The key only contains a code number and a drop dead time. If someone came by behind you and grabbed your key from the front desk counter, there’s nothing useful they could do with it unless a) they knew which room you came from, and b) they did their dirty work before checkout time. Anyone who has access to the computer to decode which room that key went to also has the access to make a fresh key for themselves.
So worrying about the physical security of the key after you’re done with it is just silly.
As to checkout w the staff:
I’ll stop by the desk on the way out and drop my keys. In the box or on their recessed desk, not on the countertop. I’ll talk to the clerk if there’s no line. My usual habit is to eat breakfast immediately before leaving and I’d like to ensure that charge did get onto my bill. But I sure won’t wait in line to do that. And nowadays I feel silly even doing that much.
Like every business everywhere, they are using whatever tech they can to reduce touch labor. And that includes front desk people.

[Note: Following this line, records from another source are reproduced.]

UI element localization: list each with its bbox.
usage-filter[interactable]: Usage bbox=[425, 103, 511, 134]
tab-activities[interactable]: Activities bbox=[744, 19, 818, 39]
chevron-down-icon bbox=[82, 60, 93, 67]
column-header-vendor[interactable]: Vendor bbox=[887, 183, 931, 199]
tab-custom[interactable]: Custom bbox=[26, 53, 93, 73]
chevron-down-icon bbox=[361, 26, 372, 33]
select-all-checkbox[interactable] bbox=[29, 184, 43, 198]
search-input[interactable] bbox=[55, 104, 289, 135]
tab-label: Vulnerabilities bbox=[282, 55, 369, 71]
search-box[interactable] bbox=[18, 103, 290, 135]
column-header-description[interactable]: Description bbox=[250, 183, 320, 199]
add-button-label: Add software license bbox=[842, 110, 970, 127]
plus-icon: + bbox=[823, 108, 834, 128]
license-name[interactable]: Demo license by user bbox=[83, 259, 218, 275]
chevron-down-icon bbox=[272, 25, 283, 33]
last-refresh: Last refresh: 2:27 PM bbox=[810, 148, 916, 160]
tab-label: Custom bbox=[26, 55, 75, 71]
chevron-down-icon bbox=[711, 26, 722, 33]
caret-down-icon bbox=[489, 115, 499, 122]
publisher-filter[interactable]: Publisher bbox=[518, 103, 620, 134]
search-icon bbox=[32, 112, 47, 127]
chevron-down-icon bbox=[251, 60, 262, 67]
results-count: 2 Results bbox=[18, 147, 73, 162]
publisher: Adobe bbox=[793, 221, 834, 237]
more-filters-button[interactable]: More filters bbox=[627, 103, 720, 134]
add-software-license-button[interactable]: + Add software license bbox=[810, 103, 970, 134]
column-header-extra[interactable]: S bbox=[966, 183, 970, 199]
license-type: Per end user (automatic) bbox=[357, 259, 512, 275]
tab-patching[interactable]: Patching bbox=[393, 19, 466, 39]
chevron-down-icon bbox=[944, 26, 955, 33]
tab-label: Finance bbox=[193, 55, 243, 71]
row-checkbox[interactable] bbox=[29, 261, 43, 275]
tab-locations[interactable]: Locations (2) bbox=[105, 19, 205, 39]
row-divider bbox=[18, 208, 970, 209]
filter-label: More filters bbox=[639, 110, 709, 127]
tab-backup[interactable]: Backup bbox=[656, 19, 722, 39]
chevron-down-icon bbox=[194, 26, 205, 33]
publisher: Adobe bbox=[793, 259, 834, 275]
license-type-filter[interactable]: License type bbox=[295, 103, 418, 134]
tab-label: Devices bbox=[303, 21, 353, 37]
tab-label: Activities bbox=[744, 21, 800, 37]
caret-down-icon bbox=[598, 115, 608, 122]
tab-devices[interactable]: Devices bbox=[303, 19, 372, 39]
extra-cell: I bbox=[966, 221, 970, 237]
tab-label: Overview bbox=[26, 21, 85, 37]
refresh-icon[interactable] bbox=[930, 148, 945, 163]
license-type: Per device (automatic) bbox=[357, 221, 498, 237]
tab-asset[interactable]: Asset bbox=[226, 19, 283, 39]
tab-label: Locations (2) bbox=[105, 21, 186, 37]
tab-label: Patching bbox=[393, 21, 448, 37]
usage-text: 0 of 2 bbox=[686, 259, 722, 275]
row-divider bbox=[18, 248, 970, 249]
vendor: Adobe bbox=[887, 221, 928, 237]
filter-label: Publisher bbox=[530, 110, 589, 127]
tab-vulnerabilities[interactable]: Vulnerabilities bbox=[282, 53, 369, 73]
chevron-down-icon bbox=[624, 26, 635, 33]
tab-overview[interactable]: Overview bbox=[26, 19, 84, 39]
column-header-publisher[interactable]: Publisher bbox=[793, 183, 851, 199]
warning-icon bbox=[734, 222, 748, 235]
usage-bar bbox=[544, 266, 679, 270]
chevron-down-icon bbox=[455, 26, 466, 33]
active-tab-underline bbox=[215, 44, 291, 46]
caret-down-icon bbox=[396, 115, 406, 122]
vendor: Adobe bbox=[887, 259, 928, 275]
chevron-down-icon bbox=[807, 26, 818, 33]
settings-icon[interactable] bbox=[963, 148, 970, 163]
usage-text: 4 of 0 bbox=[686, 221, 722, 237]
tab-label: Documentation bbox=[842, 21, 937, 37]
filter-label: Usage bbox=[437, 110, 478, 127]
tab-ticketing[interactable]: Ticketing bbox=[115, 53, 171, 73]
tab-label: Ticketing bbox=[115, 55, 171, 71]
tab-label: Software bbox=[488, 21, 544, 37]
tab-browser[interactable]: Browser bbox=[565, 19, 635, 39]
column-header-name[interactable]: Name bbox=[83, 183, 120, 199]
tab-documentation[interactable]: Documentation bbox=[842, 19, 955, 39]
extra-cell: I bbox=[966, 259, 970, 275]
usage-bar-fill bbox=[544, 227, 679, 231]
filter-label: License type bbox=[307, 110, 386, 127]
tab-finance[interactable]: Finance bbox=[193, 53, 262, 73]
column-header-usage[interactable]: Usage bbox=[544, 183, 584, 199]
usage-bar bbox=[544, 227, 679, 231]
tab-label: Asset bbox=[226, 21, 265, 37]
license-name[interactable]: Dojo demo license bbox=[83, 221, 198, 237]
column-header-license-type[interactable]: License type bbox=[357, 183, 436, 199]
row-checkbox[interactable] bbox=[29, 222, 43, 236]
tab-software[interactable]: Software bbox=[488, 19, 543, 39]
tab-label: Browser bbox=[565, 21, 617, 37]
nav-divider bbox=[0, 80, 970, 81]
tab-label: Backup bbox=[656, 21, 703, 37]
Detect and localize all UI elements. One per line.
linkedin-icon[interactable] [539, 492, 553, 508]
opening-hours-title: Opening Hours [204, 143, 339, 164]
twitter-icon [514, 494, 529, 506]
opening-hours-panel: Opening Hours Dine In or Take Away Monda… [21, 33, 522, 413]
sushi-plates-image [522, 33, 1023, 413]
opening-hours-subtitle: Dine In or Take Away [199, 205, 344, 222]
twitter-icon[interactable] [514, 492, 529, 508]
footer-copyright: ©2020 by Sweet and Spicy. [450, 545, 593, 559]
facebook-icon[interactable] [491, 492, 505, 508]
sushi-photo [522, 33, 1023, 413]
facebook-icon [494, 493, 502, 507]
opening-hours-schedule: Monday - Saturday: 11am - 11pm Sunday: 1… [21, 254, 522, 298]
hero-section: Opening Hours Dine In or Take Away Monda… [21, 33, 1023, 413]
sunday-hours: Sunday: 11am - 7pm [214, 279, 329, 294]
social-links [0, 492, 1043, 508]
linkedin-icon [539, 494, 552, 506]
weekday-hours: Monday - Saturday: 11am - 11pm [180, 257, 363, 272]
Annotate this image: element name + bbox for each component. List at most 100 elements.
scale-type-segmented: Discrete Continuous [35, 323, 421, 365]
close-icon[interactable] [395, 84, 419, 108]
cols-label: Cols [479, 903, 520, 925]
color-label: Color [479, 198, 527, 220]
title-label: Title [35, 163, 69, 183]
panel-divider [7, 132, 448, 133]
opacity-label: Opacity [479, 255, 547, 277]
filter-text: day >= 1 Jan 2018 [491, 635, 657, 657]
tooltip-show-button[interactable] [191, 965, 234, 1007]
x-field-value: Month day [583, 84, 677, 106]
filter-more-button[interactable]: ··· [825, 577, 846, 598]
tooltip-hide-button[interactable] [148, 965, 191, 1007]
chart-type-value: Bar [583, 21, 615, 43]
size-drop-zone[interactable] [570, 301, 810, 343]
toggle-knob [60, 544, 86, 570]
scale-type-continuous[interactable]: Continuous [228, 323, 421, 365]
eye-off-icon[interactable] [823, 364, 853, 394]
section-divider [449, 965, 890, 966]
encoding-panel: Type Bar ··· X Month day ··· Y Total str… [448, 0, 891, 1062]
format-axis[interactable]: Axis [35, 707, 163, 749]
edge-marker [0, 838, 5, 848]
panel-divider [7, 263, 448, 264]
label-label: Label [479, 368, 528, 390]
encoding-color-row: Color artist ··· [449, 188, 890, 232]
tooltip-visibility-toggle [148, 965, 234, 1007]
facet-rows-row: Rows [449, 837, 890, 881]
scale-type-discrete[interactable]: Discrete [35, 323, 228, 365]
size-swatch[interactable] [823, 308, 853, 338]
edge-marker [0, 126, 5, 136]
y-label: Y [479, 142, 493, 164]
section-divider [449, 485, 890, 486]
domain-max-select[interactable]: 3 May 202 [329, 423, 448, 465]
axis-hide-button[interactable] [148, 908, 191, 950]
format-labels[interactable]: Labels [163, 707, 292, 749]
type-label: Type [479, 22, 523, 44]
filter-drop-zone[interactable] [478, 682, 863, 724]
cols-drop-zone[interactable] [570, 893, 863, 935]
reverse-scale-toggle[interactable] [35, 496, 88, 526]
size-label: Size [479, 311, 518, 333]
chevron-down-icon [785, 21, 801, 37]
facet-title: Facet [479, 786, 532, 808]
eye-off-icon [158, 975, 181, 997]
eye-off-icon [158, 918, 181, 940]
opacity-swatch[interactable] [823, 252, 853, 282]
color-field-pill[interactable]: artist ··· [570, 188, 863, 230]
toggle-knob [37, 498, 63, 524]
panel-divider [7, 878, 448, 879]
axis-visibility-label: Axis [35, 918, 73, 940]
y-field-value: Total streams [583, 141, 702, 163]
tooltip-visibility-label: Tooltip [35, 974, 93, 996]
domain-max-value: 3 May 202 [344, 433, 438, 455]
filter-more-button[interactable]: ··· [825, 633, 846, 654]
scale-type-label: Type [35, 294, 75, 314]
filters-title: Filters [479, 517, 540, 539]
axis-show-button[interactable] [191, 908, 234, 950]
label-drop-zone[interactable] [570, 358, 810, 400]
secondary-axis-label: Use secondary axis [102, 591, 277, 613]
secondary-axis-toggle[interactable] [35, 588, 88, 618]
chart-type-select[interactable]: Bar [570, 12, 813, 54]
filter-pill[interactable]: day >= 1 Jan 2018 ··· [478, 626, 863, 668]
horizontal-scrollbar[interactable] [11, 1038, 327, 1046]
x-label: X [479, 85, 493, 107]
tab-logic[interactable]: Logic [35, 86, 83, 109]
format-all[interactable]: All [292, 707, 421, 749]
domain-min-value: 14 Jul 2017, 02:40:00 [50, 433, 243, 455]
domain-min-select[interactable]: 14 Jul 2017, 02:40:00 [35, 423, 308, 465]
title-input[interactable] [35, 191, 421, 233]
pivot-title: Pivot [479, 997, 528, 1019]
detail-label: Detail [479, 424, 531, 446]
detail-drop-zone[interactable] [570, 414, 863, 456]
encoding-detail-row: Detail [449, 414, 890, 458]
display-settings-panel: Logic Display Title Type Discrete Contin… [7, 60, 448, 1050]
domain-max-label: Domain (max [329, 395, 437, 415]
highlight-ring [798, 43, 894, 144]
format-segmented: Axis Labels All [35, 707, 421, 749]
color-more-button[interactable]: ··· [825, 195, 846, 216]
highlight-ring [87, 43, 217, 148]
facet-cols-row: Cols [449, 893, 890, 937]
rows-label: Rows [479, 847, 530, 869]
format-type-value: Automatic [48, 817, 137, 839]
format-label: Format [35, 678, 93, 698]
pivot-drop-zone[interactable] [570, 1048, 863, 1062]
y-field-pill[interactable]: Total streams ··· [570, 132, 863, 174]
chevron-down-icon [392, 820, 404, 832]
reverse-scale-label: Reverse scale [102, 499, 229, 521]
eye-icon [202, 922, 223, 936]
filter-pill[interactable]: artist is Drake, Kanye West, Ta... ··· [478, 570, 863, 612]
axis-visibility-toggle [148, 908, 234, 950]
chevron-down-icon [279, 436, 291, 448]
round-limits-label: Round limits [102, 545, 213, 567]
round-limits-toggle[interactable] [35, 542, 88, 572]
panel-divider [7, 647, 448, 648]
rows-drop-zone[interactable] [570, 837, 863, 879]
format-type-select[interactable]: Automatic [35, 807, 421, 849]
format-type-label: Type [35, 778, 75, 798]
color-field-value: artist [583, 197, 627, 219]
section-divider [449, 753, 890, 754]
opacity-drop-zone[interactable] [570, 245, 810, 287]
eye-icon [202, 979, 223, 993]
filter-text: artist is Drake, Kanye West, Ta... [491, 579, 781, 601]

Which means, as somebody said upthread, the only people talking to the front desk are either people with complicated issues, or people who don’t know how to play this game. Or at least not how to play the current version of this game. As a result, the typical front desk clerk interaction takes several minutes. And they have very few clerks. So any wait in that line will be interminable. And probably a stupid decision on your part.
As to housekeeping:
If I happen to pass the maid in the hallway I’ll interrupt them long enough to say “I’m out of room 321”. That seems polite, minimizing the likelihood that poor frazzled underpaid person is left waiting until time X then saddled with too many rooms and too little time. It’s a courtesy to the worker, not to the giant corporation.
Story time:
When I was working, things were a bit different. The company reserved and paid for the rooms, but we were responsible for any incidentals. Walking out on a room charge led to hassle for the company and contributed to desk clerk hostility to all your identically-dressed interchangeable cog-like coworkers who’d be staying there every night for years. Meanwhile, if you used your hotel affiliated credit card for incidentals, and attached your hotel frequent-stayer number to your stay, you got some spifs for that.
So putting your card and loyalty number against your room at check-in was routine. As was ensuring your incidental bill was correct and settled on the way back out. I’m still breaking that second habit now that I’m retired. They’ll get my charges straight enough for my purposes. And theirs.
ETA: Ref @puzzlegal just below. All the above applies to modern corporate hotels pretty much world wide. But does not apply, as she said, to Mom’n’Pops, one-off boutique places, B&Bs, etc.